ABC News’ Paula Faris reports:
With three growing boys, the Alspaughs of Dayton, Ohio, say their home away from home is unfortunately often the doctor’s office.
“We really do have a stack of medical bills and it overwhelms us,” said Rachel Alspaugh.
For the boys — ages 14, 11, and 9 — it costs the family $90 a visit. The price goes up to $100 each time mom or dad goes.
“We’re just wondering, ‘Is there a better way?’” Philip Alspaugh asked.
According to health care consumer advocate Michelle Katz, there is: telemedicine, a brand-new, high-tech medical service.
For $40 to $50 a use — about half the cost of the average doctor’s visit — doctors perform virtual medical exams either online or over the telephone. They even write prescriptions.
For information on telemedicine and finding doctors, see below.
Telemedicine is already backed by many hospitals and major health insurers.

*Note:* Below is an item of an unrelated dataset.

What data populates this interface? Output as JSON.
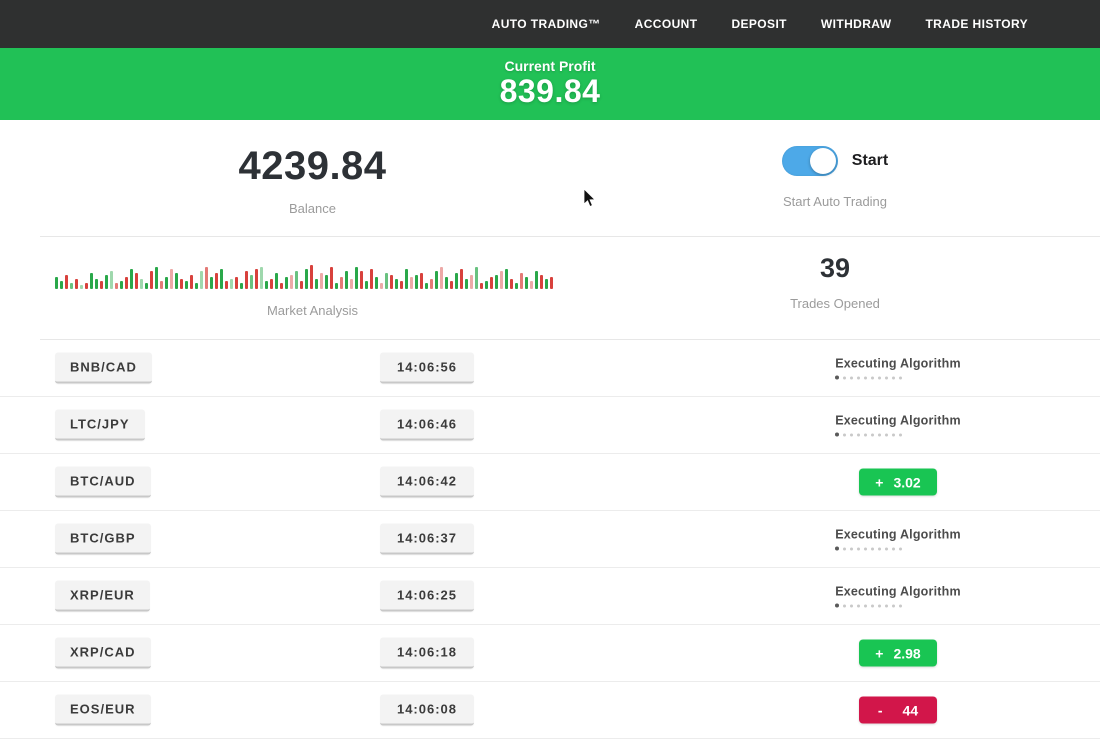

The U.S. government endorsed the service through Medicare and Medicaid.
But for most families, Katz said, they don’t know it’s an option or figure in the extra costs of going to the doctor’s office.
“It costs money to take off from work, to get all the boys in the car, drive down to wait a few hours, to get a diagnosis that you might already know about,” she said.
Telemedicine is used to treat minor ailments like cold symptoms, which account for nearly a quarter of office visits to the primary care doctor.
“We’ve got a very affordable alternative to an emergency room for non-emergent care,” said Dr. Tim Howard, a telemedicine doctor.
Although Howard tells patients that the best care is received by seeing a primary care physician for a hands-on exam, telemedicine helps families stay healthy in between regular doctor’s office visits, not instead of them.
“The hours of telemedicine are anytime. Literally 24/7, 365 days a year,” said Chuck Hockett, vice president of business development for telemedicine service Connect2Docs. “They’re very qualified physicians. The average is between 15-17 years of practice before those physicians are vetted to be on the service. There’s an audio transcript of everything that a patient does when they’re talking to a doctor so if they have a question about it and want to go speak to another doctor, they’ve got an audio and a written copy of that.”
Katz estimated that the Alspaughs could save more than $2,600 this year.
“I’m amazed,” said Rachel Alspaugh. “I’m simply amazed.”
See the following if you’re interested in telemedicine:
- Consult with your primary care physician to see what telemedicine company they might already work with.
- Check with your insurance provider to make sure it covers telemedicine and to see whether it has a service it recommends.
- Log onto third-party medical rating service websites like vitals.com and NCQA.org to research the doctor/service.